I make soup when I'm stressed. The mindless chopping calms my mind. My freezer is full of it: chili, lentil, potato, squash/bean, chicken/turkey. There isn't room for more varieties, though I contemplate making some split pea soup and clam chowder anyway. It doesn't help that I make gallons of each variety. At this point my dog loves soup more than I do.
Besides eating soup, I've been reading a lot because I don't think TV is improving my life and I might as well learn something. I went to the library and really thought about my childhood experience of being surrounded by books. How I had made sense of the place? How did I choose my books? I stood in the library entry, really looking at the place for once.

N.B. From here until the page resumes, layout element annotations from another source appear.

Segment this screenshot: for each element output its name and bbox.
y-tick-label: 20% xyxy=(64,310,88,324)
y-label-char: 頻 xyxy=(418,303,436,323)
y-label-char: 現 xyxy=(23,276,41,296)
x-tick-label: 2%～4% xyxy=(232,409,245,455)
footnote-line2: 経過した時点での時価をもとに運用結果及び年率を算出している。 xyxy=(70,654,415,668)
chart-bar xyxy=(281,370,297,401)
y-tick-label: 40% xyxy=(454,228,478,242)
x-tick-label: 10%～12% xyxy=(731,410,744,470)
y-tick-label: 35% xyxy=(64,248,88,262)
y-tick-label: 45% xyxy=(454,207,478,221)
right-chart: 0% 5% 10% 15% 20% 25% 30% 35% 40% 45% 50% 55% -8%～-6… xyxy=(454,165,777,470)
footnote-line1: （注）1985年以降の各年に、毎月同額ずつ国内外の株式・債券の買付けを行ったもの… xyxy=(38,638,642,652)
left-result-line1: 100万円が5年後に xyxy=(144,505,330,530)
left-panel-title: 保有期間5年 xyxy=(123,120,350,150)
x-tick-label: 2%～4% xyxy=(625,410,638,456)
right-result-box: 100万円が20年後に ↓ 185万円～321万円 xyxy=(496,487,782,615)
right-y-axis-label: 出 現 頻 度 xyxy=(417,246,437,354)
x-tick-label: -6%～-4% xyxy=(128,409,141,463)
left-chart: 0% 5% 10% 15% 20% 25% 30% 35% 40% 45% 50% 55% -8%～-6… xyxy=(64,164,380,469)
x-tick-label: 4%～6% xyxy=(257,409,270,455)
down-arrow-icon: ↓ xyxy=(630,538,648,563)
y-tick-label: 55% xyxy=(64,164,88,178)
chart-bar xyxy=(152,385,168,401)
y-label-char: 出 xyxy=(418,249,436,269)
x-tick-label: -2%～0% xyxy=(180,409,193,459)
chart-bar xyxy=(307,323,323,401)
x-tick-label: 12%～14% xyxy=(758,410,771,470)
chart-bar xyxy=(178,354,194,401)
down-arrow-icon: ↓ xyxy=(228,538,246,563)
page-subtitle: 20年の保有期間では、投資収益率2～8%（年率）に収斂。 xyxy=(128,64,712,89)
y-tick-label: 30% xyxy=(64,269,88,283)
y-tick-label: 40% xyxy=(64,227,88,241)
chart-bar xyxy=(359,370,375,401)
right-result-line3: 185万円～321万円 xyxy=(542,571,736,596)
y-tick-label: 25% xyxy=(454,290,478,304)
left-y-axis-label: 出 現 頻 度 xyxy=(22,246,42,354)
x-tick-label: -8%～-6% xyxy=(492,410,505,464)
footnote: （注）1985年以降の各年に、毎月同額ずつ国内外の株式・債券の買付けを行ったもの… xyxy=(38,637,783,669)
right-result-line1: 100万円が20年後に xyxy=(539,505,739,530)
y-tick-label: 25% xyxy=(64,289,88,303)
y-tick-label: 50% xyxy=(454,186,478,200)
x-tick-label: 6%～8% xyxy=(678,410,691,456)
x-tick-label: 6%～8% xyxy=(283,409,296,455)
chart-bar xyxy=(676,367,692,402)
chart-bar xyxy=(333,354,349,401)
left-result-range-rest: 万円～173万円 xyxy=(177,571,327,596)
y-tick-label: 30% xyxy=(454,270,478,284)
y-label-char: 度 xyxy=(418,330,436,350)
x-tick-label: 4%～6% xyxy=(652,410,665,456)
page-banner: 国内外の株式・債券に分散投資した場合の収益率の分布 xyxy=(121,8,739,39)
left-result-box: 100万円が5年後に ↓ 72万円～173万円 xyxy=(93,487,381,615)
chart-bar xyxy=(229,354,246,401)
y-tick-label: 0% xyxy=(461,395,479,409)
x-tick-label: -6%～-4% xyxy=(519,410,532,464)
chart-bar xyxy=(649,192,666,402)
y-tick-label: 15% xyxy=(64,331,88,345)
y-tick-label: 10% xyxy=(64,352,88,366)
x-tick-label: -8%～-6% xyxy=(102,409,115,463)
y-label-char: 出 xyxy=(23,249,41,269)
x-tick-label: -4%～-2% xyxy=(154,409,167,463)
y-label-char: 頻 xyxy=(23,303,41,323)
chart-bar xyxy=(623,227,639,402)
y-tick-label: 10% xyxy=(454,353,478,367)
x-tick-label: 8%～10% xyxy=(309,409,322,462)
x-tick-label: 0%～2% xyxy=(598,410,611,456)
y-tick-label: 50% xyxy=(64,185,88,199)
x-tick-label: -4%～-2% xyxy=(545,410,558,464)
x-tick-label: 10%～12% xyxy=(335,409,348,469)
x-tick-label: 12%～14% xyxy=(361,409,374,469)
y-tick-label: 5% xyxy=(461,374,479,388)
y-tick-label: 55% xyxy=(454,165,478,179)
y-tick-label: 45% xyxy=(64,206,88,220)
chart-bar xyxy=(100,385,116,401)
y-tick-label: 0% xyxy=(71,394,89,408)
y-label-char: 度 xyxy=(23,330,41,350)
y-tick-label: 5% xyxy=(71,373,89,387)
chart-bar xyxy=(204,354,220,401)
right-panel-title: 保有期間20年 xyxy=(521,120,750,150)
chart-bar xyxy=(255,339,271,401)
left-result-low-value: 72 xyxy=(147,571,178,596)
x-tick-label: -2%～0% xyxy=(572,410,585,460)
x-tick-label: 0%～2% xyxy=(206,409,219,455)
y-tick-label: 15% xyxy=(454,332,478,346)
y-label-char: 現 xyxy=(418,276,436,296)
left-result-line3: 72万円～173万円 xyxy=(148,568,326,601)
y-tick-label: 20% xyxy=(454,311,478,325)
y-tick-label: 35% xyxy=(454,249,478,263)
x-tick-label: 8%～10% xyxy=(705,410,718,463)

There are displays all over the place. Sometimes I borrow a book from a display, but this time I noticed a sampling pointed me to books beginning with numbers 300-500. Oh. Seems kind of obvious now. I dutifully went to those bookshelves where I skipped wars and found a couple of books on childhood trauma.
Did you know victims of child abuse suffer long-term physical effects from their experiences? People who suffered multiple types of abuse including physical, sexual, neglect, verbal, etc. are likely to die years before their more blessed peers. They can die 20 years earlier, often from heart attacks, cancer, addictions, and adult abuse. The experts are saying we need to quit sweeping the topic under the rug as the long-term effects of childhood trauma are the leading cause of death.
I'm not just reading heavy topics like this. I've been switching back and forth between escapist fiction and learning new stuff. I don't know what else I'll be learning. There are a lot of books in 300-500 and I almost went back for history books in another section as I was heading to the check out counter. I already had 4 books and I've decided that 4 is enough for the library's 3 week borrowing window. If I use them up, I'll just get more and start a new 3 week window.
I've gotten old enough to be ingrained in some of my ways. Looking at the library with fresh eyes makes my world bigger and better, as does learning new things. When I put myself in my younger self, I can feel the excitement the library meant to me. Every aisle was an adventure, and every book an opportunity. Reading about other people, real or imaginary, let me try on their lives to see if I wanted to be like them when I grew up.